Why can't I find the person I'm looking for?
It could be that the person you're looking for does not meet the criteria for inclusion in the database. For example, you will not find living people. It is not an index to all deceased individuals who have held Social Security Numbers. It is not a database of all deceased individuals who have received Social Security Benefits, or whose families have received survivor benefits. Also, persons whose deaths were reported by the states rather than other institutions may not be included. This database contains basic information about people with Social Security numbers whose deaths have been reported to the Social Security Administration or who would be more than 110 years of age if still living.
If the person you’re looking for meets the criteria for inclusion but does not appear in the index, here are some things you might try:
- Try searching by possible alternate name spellings or only by given name (leaving the surname search box empty).
- Change dates around (e.g., instead of searching for 5 Oct 1954 [10/5/54], search for 10 May 1954 [5/10/54])

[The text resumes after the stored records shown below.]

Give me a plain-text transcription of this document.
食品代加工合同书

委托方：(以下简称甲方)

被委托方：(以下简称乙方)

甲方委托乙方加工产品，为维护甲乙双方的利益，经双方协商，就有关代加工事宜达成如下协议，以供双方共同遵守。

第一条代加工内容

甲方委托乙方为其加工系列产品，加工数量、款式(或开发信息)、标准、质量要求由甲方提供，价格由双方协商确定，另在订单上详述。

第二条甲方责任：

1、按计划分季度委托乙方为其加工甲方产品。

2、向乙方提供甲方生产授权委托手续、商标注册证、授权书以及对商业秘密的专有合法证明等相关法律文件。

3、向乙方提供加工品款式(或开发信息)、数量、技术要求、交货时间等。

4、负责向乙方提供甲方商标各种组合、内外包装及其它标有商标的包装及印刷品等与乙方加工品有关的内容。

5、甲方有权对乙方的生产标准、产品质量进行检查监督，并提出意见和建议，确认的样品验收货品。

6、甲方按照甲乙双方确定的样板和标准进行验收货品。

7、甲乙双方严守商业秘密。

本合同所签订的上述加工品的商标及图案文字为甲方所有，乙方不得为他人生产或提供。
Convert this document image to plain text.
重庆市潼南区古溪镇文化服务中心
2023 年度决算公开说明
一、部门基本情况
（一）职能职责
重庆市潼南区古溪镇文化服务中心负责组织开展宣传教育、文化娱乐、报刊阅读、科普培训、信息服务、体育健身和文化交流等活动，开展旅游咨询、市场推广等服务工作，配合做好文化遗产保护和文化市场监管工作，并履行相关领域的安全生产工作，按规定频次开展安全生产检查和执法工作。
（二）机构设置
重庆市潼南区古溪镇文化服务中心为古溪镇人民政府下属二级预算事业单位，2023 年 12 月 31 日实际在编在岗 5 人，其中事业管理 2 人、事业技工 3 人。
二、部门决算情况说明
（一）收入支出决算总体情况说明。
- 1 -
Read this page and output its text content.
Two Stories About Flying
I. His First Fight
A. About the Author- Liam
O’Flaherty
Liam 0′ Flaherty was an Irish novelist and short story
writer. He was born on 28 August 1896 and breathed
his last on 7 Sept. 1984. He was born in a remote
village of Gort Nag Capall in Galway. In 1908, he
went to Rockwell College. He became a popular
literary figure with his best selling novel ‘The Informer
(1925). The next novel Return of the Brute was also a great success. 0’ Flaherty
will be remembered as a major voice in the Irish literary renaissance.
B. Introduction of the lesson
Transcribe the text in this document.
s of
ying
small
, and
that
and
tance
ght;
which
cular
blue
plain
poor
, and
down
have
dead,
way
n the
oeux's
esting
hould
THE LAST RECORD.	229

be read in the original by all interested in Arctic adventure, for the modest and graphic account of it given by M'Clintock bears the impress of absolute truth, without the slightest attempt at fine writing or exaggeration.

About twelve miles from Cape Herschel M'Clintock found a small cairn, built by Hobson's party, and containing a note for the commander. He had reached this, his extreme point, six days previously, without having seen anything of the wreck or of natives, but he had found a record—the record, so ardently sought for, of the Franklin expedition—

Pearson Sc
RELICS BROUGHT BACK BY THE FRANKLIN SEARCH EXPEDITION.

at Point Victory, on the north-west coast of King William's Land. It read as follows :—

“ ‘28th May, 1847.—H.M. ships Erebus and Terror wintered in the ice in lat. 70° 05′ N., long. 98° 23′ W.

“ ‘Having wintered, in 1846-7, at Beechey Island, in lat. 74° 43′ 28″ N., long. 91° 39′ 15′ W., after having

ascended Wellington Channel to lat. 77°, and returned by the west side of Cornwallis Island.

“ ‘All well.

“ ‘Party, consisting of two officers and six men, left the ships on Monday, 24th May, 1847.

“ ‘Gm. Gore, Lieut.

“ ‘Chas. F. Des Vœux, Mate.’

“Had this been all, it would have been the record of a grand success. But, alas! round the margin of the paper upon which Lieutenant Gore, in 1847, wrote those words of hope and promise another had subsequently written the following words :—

- Change years around (e.g., 1984 becomes 1948)
- When searching for a name like O'Hare, or other names with punctuation in them, try entering the name without the punctuation (OHare) and with a space (O Hare).
- If you are looking for someone using a first name but don't find what you're looking for, try searching with just an initial. There are also rare instances of what appear to be middle initials included in the last name field, so you may want to try this in that field as well.
- Switch the last name and first name around.
- Try searching for a middle name as a first name.
- Even if you know a piece of information, try omitting it (e.g., if you know first and last name and death date, try leaving off the first name).
- If the Social Security number of the individual is known from some other source (such as the individual’s death certificate or tax records), then try searching ONLY for that number (leaving all other search boxes empty). When doing this, make sure that you are using the advanced search template.
How can I get a copy of the original records?
The Social Security Administration makes copies of the original Social Security application form (the SS-5) available to third parties who request information on a deceased individual. The SS-5 form contains some additional information not found in the computer extracts in our database (such as the individual’s employer when he or she first applied for a Social Security number). It may also contain the individual’s actual signature.
The Social Security Administration charges $27.00 for each SS-5 form requested.
To request this information, use the Social Security Administration’s online request form. Be sure to include the Social Security number if known. Without the Social Security number, the fee is $29. Note that the online form has the option of requesting a computer extract of the Social Security card application for $16 (or $18 without the Social Security number). You should not need to request this - these extracts are the source records for this collection.
27 May 2020: Changes were made to improve the performance of this collection. Some records were also removed for the protection of privacy.